Cassandra now has two compaction strategies SizeTiered and Leveled.
Leveled DB can not be manually compacted.

You final two sentences are good ground rules. In our case we have
some column families that have high churn, for example a gc_grace
period of 4 days but the data is re-written completely every day.
Write activity over time will eventually cause tombstone removal but
we can expedite the process by forcing a major at night. Because the
tables are not really growing the **warning** below does not apply.

**Warning** this creates one large sstable. Which is not always
desirable, because it fiddles with the heuristics of SizeTiered
(having one big table and other smaller ones).

The updated answer is "You probably do not want to run major
compactions, but some use cases could see some benefits"

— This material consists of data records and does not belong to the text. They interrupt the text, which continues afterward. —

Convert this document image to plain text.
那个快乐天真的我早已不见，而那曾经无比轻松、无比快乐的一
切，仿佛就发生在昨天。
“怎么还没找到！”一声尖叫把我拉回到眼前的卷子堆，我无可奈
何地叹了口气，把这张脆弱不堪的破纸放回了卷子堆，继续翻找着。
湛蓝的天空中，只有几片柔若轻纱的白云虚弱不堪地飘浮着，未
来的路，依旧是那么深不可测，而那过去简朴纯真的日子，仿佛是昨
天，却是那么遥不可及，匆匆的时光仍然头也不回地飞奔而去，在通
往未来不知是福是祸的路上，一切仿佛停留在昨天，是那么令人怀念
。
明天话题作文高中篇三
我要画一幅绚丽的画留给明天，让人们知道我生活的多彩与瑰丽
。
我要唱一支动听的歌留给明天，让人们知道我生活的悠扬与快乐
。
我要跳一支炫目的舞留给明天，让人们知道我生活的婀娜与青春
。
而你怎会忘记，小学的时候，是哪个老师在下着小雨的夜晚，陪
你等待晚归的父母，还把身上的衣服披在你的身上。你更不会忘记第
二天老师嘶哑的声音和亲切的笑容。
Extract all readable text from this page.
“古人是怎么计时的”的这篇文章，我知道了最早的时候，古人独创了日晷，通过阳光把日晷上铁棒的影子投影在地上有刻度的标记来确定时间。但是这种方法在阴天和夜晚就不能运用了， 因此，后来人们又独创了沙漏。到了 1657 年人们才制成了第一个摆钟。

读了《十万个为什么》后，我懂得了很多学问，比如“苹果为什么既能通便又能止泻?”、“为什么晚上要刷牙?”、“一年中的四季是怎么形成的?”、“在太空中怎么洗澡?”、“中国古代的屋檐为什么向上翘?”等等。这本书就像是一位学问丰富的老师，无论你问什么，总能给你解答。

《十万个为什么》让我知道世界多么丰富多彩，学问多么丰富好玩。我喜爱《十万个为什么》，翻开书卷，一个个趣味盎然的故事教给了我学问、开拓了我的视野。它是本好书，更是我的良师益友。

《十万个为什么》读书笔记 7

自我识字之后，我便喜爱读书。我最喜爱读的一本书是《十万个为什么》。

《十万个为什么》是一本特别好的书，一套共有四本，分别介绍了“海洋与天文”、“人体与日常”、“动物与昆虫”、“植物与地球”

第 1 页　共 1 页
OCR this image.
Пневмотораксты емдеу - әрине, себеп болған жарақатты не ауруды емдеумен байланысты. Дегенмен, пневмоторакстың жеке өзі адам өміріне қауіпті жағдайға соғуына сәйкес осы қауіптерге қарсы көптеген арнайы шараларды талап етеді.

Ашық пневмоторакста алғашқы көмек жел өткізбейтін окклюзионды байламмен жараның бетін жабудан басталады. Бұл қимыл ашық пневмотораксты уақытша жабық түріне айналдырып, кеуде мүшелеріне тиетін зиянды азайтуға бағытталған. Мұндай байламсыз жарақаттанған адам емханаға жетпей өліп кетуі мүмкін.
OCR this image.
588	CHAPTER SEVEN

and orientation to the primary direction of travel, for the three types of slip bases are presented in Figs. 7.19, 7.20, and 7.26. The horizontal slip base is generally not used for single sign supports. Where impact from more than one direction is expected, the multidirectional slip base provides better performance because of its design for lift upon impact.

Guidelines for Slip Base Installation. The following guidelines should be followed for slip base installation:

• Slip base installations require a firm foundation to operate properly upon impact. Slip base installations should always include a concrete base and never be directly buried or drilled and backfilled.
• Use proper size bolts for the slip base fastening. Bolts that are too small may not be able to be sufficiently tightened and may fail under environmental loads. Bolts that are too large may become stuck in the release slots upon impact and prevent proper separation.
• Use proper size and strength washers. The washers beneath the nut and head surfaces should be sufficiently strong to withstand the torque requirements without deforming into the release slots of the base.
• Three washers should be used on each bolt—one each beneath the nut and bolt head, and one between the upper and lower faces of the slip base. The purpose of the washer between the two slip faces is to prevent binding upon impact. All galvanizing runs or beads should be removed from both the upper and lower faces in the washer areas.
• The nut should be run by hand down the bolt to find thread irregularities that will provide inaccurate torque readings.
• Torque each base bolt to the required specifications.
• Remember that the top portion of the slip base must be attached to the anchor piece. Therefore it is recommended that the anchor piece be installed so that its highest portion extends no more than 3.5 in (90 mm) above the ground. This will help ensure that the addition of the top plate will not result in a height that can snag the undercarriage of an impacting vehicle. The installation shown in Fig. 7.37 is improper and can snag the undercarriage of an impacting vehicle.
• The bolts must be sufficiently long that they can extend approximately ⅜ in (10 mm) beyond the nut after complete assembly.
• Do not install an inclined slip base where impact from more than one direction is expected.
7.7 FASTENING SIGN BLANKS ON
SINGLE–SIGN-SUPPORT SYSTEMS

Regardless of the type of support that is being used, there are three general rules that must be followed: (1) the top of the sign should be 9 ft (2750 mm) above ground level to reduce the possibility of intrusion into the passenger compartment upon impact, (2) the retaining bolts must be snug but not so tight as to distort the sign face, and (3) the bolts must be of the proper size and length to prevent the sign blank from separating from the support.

On Tue, Jun 19, 2012 at 10:51 AM, Raj N <> wrote:
> DataStax recommends not to run major compactions. Edward Capriolo's
> Cassandra High Performance book suggests that major compaction is a good
> thing. And should be run on a regular basis. Are there any ground rules
> about running major compactions? For example, if you have write-once kind of
> data that is never updated  then it probably makes sense to not run major
> compaction. But if you have data which can be deleted or overwritten does it
> make sense to run major compaction on a regular basis?